Overall, problem gambling severity reduced from a score of 17 at baseline (using the Problem Gambling Severity Index) to a score of 7.5 at 36 months. The percentage of participants with depression reduced from 74% at baseline to 41% at 36 months. For both problem gambling and depression, the greatest reduction was in the first 12 months. Multiple logistic regression analyses at baseline showed an association between problem gambling and depression. Repeated measures logistic regression indicated that reduced problem gambling severity reduced depression and that there was no independent time effect taking place (i.e. the decreased depression was not due to natural recovery).
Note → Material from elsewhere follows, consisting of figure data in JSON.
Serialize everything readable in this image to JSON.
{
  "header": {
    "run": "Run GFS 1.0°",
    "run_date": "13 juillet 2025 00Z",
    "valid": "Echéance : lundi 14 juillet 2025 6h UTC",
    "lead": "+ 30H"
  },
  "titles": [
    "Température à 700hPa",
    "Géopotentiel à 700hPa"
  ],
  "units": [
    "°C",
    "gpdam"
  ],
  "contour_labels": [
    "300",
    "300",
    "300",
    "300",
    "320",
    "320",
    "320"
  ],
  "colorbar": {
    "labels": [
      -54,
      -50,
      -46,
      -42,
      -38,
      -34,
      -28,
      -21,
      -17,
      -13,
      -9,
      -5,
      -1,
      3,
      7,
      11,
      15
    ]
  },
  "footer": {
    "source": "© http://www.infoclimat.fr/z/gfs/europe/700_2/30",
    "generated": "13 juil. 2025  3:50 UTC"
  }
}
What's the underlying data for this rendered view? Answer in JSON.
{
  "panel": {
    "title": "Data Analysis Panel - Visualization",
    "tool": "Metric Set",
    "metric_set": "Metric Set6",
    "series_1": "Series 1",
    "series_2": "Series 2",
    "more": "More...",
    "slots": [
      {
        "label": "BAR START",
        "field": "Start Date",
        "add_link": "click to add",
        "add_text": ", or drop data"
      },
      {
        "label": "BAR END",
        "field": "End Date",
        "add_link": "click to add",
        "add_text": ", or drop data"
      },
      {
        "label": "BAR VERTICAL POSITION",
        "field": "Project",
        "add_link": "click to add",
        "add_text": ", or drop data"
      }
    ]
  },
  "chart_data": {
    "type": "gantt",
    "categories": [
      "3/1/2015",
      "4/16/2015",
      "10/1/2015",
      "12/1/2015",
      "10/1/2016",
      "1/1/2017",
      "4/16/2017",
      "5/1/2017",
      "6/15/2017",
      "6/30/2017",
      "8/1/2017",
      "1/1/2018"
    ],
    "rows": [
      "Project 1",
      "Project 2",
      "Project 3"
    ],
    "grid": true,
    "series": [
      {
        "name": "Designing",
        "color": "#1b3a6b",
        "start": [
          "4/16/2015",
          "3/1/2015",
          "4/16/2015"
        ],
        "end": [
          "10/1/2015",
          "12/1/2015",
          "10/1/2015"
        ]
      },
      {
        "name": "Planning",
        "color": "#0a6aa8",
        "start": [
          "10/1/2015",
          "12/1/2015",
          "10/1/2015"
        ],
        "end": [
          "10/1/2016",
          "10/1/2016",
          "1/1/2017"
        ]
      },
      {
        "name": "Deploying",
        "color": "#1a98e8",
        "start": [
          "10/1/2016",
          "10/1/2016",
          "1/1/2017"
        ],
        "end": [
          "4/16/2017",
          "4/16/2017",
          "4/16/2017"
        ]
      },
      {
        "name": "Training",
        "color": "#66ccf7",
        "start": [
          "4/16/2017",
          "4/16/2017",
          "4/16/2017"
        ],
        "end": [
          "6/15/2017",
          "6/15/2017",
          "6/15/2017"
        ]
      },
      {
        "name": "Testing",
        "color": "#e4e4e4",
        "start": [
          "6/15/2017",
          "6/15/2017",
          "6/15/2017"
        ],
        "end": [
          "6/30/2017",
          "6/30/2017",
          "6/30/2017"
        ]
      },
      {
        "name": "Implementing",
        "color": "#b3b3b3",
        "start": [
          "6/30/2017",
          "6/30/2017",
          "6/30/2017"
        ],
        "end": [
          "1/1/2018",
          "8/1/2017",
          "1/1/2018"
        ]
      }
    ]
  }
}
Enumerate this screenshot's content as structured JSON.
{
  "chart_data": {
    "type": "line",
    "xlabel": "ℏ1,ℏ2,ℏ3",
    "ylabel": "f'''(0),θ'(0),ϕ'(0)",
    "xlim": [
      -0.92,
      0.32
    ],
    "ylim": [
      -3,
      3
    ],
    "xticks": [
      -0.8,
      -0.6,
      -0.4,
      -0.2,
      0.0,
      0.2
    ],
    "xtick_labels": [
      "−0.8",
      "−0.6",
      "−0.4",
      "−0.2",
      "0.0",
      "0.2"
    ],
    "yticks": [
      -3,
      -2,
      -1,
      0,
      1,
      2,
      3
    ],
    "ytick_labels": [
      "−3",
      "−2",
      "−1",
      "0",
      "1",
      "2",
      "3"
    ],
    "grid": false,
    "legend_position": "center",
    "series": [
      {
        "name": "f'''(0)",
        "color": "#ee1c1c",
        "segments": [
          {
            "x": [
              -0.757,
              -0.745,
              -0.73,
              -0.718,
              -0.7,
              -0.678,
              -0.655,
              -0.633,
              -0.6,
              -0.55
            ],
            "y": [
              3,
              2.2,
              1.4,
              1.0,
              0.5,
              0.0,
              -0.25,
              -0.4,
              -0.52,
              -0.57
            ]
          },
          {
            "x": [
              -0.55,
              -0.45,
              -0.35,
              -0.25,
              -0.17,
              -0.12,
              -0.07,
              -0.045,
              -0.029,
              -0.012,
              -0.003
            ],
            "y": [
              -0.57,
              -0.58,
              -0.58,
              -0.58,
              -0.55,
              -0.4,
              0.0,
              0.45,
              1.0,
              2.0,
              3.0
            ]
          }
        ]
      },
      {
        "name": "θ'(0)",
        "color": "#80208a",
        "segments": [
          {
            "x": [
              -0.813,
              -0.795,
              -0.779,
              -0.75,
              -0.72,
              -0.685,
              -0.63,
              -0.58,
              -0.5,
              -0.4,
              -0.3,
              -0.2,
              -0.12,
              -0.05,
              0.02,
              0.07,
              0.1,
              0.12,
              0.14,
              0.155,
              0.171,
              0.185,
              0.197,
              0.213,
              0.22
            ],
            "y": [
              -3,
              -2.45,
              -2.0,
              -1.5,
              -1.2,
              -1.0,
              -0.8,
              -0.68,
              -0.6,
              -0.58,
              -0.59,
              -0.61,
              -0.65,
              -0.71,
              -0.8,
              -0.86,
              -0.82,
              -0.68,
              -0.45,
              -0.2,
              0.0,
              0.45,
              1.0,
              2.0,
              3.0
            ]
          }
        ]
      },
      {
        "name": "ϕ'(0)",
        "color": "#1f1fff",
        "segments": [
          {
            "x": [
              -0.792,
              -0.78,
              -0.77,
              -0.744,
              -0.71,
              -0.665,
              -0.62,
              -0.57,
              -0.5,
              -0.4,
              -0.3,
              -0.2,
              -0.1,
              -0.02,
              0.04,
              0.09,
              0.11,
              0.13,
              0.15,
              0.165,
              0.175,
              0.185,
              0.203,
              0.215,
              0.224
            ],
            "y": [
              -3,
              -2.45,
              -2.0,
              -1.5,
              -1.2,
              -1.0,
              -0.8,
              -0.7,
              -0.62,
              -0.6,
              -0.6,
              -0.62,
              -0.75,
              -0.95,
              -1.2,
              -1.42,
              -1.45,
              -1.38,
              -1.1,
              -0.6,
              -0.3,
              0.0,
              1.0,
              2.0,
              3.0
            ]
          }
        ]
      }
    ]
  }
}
Thus a single brief telephone intervention for problem gambling substantially reduced the prevalence of depression. This has clinical and public health implications with a benefit being that people with depression and co-existing gambling problems may not necessarily need additional treatment for depression if they receive treatment for their gambling issues.
Dr Maria Bellringer is a Senior Research Fellow and Associate Director of the Gambling and Addictions Research Centre, Auckland University of Technology, New Zealand. She has nearly three decades of research and project management experience including 16 years researching gambling issues. Her varied background includes biochemistry and toxicology, executive management (CEO of a national telephone counselling service) and counselling experience (Rogerian person-centred approach).